Step 3 Have your own website (if Private label) and have it hosted on a major platform like Woo / Shopify / Squarespace. Make sure the items are fully setup, meaning that the same barcode you use to identify the product on Amazon is present on the backend of the hosting site. And of course, price must be there to reference for Amazon’s web crawler.
Although it’s nice to have the cross out, you can’t run coupons on Amazon anymore under the 2-price model for some idiotic reason.
Like anything on Amazon, even if you do everything right, it’s still hit or miss sometimes in whether or not you will get the strikethrough.

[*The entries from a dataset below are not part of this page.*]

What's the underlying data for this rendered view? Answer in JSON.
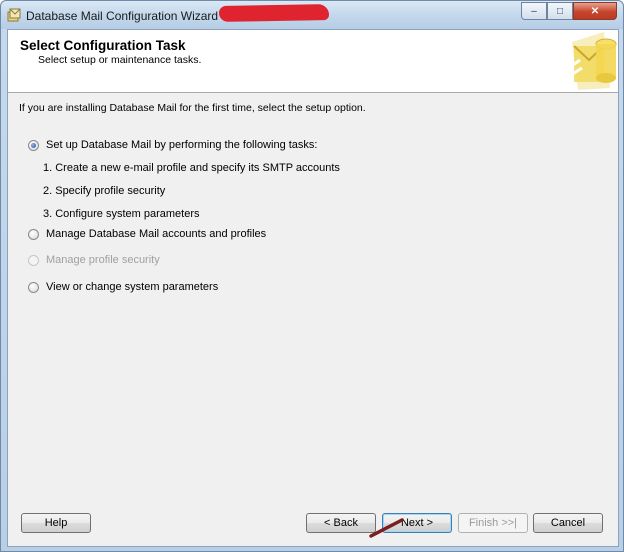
{
  "window": {
    "title": "Database Mail Configuration Wizard -"
  },
  "header": {
    "title": "Select Configuration Task",
    "subtitle": "Select setup or maintenance tasks."
  },
  "intro": "If you are installing Database Mail for the first time, select the setup option.",
  "options": [
    {
      "label": "Set up Database Mail by performing the following tasks:",
      "checked": true,
      "enabled": true
    },
    {
      "label": "Manage Database Mail accounts and profiles",
      "checked": false,
      "enabled": true
    },
    {
      "label": "Manage profile security",
      "checked": false,
      "enabled": false
    },
    {
      "label": "View or change system parameters",
      "checked": false,
      "enabled": true
    }
  ],
  "steps": [
    "1. Create a new e-mail profile and specify its SMTP accounts",
    "2. Specify profile security",
    "3. Configure system parameters"
  ],
  "buttons": {
    "help": "Help",
    "back": "< Back",
    "next": "Next >",
    "finish": "Finish >>|",
    "cancel": "Cancel"
  },
  "caption_buttons": {
    "minimize": "–",
    "maximize": "□",
    "close": "✕"
  },
  "colors": {
    "accent": "#1d4f9c",
    "annotation_arrow": "#7a1f1f",
    "redaction": "#e0242f"
  }
}
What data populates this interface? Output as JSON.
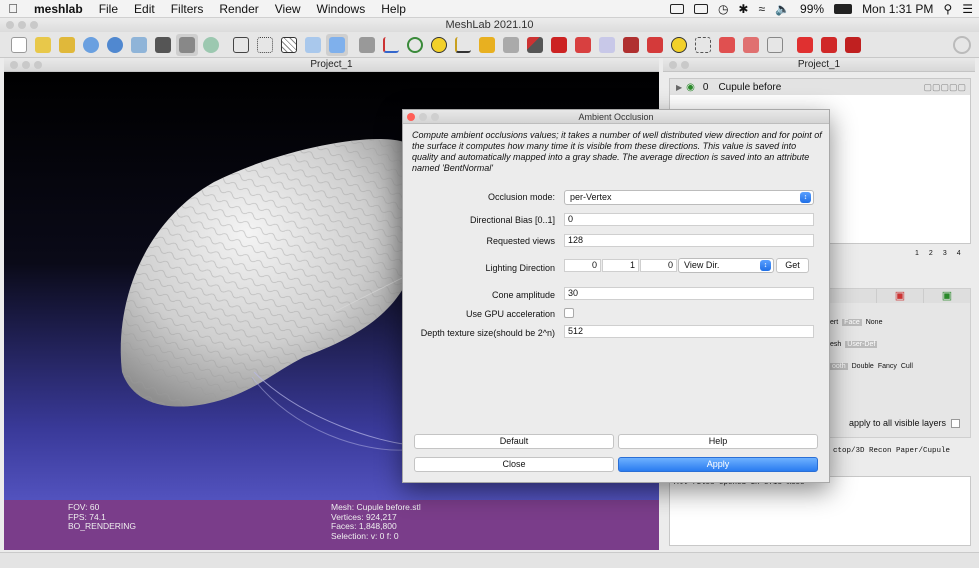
{
  "menubar": {
    "app_name": "meshlab",
    "items": [
      "File",
      "Edit",
      "Filters",
      "Render",
      "View",
      "Windows",
      "Help"
    ],
    "battery": "99%",
    "clock": "Mon 1:31 PM"
  },
  "window": {
    "title": "MeshLab 2021.10"
  },
  "viewport": {
    "title": "Project_1",
    "status_left": [
      "FOV: 60",
      "FPS:    74.1",
      "BO_RENDERING"
    ],
    "status_mesh": [
      "Mesh: Cupule before.stl",
      "Vertices: 924,217",
      "Faces: 1,848,800",
      "Selection: v: 0 f: 0"
    ]
  },
  "layers_panel": {
    "title": "Project_1",
    "layer_index": "0",
    "layer_name": "Cupule before",
    "pages": [
      "1",
      "2",
      "3",
      "4"
    ],
    "render_opts": {
      "row1": [
        "ert",
        "Face",
        "None"
      ],
      "row2": [
        "esh",
        "User-Def"
      ],
      "row3": [
        "ooth",
        "Double",
        "Fancy",
        "Cull"
      ]
    },
    "apply_all_label": "apply to all visible layers",
    "path_text": "ctop/3D Recon Paper/Cupule",
    "log_text": "All files opened in 5713 msec"
  },
  "dialog": {
    "title": "Ambient Occlusion",
    "description": "Compute ambient occlusions values; it takes a number of well distributed view direction and for point of the surface it computes how many time it is visible from these directions. This value is saved into quality and automatically mapped into a gray shade. The average direction is saved into an attribute named 'BentNormal'",
    "occlusion_mode_label": "Occlusion mode:",
    "occlusion_mode_value": "per-Vertex",
    "directional_bias_label": "Directional Bias [0..1]",
    "directional_bias_value": "0",
    "requested_views_label": "Requested views",
    "requested_views_value": "128",
    "lighting_direction_label": "Lighting Direction",
    "lighting_x": "0",
    "lighting_y": "1",
    "lighting_z": "0",
    "lighting_combo": "View Dir.",
    "get_label": "Get",
    "cone_amplitude_label": "Cone amplitude",
    "cone_amplitude_value": "30",
    "gpu_label": "Use GPU acceleration",
    "depth_label": "Depth texture size(should be 2^n)",
    "depth_value": "512",
    "default_label": "Default",
    "help_label": "Help",
    "close_label": "Close",
    "apply_label": "Apply"
  },
  "colors": {
    "viewport_top": "#000000",
    "viewport_bottom": "#6464d8",
    "status_band": "#7a3d8a",
    "accent_blue": "#2a7cf0"
  }
}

You want your price and list price to match. IDK why Amazon split the pricing up but the list price is right after “Offering Condition Price”. At least that’s how we see it on our listings on the backend (edit).
Just curious, why does Amazon care if your price is equal to the list price - it rewards me by showing a green check mark on the Offers tab page when I make them equal.
That’s a question I can’t answer, along with lots of other things that seemingly make no sense.
I can only share our experience in what works and doesn’t, all while adding the caveat that what has worked for us or you might not work for either of us because that’s how silly the Amazon marketplace and what runs it is.
Would this be done by setting the “Sale Price” higher than both “Your Price” and the “List Price”?
And we read somewhere when researching this that the established price (“List Price”) verses that higher “Sale Price” was within the past 90 day period …
We have never been able to achieve having this; however, we have achieved Amazon telling us that our list price hasn’t changed in a while and needs to be changed …
There needs to be a solid history (months) of sales of significant volume sold at the list / your price with no sale price. Once that’s established, adding a sale price should lead to the strikethrough.
The system will not allow you to set your sale higher than your / list.
Another way to get the strikethrough is the “own site” method upthread. We’ve done it both ways.
Doesn’t matter anymore because we often run coupons and that can’t be done with the new stupid coupon system referencing the wrong price so all of this is out the window.
From a practical point of view, us losing our strikethroughs hasn’t done anything to our velocity so not really sure if having the strikethrough makes anyone feel better / adds to call to action, other than the seller themselves.
I can see this upsetting real brands though because what Amazon did isn’t cool and I don’t even think they intended to. I think it’s just garbage programming that will eventually be fixed.